Developed ROGER, a robust, multi-modal model for AI-generated image detection that outperforms a state of the art model (SPAI) on augmented real-world images.
Python | PyTorch | Selenium | Deep Learning
Contributed to creating challenging datasets that simulate real-world image modifications to test model robustness.
Specifically implemented the social media screenshot simulation dataset, using Selenium to dynamically inject images into a custom HTML template.
Randomized numerous dynamic HTML elements (like/comment counts, usernames, captions) to ensure each generated screenshot was unique.
Co-developed the ROGER (RObust AI-GEnerated image Recognizer) model to address the weaknesses of SPAI.
Designed and implemented the integrated model approach, a multi-modal architecture combining three complementary AID models.
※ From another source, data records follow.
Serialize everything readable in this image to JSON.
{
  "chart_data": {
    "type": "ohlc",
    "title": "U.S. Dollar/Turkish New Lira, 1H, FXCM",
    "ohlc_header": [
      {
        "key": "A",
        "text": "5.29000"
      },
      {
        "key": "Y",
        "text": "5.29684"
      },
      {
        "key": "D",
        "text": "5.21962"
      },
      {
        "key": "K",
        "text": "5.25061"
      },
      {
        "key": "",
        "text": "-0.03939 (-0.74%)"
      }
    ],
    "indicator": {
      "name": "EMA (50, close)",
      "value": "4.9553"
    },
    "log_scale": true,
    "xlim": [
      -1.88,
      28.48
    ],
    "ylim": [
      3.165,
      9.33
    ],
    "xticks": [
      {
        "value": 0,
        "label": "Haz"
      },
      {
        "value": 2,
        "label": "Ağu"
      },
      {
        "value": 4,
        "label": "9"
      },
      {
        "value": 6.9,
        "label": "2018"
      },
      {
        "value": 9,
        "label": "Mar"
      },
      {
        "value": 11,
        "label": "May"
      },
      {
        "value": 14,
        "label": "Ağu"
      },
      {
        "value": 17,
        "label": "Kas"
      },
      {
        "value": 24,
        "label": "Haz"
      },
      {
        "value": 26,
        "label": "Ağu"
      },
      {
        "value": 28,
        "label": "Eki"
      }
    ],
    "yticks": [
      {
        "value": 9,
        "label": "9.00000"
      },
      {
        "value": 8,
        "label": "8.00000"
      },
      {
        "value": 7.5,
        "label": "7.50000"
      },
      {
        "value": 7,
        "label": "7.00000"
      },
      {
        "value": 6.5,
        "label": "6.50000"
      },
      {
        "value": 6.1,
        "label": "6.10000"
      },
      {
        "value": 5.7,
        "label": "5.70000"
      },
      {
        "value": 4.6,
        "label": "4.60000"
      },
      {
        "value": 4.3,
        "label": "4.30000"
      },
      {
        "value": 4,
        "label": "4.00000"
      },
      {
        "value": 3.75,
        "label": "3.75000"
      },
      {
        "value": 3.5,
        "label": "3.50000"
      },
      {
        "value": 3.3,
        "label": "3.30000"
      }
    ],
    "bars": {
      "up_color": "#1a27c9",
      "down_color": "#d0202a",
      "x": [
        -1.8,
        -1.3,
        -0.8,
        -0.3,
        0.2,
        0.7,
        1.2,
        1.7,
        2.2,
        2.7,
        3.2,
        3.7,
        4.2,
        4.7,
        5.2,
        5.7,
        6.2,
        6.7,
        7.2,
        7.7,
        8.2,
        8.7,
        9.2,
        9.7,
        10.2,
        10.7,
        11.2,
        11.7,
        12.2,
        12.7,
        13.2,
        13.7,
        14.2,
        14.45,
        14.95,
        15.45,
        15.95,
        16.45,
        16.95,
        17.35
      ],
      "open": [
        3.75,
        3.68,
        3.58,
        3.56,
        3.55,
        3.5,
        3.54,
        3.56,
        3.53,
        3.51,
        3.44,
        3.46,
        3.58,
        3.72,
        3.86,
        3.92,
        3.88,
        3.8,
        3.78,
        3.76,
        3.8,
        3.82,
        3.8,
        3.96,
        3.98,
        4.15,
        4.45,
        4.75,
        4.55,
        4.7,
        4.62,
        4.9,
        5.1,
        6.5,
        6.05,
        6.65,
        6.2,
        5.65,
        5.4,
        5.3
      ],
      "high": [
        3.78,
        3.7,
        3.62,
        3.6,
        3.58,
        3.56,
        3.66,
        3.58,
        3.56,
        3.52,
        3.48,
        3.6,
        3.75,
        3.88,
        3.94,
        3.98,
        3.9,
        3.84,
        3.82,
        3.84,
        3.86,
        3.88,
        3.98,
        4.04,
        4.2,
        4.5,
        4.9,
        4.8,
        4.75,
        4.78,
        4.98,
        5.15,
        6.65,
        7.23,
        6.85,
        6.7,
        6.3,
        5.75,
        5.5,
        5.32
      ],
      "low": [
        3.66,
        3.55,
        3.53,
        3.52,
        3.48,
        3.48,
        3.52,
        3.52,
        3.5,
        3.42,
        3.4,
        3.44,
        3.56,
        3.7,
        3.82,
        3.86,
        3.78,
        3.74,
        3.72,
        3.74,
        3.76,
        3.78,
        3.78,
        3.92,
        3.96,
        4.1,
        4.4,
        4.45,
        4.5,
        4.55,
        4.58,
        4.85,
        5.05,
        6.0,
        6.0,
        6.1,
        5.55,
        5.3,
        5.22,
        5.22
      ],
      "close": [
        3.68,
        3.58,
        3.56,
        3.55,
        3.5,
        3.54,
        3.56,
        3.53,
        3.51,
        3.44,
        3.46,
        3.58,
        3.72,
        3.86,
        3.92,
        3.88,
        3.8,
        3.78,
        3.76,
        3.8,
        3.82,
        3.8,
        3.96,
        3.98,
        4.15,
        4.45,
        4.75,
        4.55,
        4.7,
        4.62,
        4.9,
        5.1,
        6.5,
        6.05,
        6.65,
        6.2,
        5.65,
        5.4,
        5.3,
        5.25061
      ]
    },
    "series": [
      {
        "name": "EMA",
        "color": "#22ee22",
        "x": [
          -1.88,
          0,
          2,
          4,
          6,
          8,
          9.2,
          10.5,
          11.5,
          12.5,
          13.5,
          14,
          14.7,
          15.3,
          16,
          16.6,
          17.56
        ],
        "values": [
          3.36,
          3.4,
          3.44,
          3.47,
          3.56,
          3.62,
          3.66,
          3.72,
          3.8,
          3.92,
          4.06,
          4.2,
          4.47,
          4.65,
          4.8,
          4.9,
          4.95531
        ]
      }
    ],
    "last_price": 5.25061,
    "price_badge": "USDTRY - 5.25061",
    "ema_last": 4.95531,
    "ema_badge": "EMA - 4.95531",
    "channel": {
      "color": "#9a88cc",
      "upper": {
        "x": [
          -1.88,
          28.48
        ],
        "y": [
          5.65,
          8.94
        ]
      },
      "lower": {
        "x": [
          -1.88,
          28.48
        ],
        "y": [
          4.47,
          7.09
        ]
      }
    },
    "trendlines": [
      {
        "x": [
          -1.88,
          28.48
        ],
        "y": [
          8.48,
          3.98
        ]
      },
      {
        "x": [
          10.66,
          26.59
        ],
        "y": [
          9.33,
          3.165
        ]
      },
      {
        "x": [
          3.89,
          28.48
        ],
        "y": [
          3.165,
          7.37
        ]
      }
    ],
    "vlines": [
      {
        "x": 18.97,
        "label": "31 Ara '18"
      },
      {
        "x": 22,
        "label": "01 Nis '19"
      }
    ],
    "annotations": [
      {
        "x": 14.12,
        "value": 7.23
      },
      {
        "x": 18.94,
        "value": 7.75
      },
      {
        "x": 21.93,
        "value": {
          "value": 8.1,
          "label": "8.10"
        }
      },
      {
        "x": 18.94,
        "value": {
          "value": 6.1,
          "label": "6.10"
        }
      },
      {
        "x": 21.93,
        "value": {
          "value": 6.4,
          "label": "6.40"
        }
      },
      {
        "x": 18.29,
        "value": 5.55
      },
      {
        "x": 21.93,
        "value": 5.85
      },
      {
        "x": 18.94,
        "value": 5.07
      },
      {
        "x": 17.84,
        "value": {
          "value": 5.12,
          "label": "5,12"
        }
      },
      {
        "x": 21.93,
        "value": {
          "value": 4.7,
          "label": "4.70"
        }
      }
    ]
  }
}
Extracted and concatenated embeddings from SPAI (spectral), RINE (mid-level), and PatchCraft (texture) into a unified 768-dimensional feature vector.
Trained the final MLP classification head (2-layer, 1536-unit) on the combined embeddings to produce a single, robust prediction.
Successfully reproduced the original SPAI paper’s results, verifying its baseline performance and high reproducibility.
Demonstrated that the created ROGER model significantly outperforms the baseline SPAI on all four challenging real-world datasets.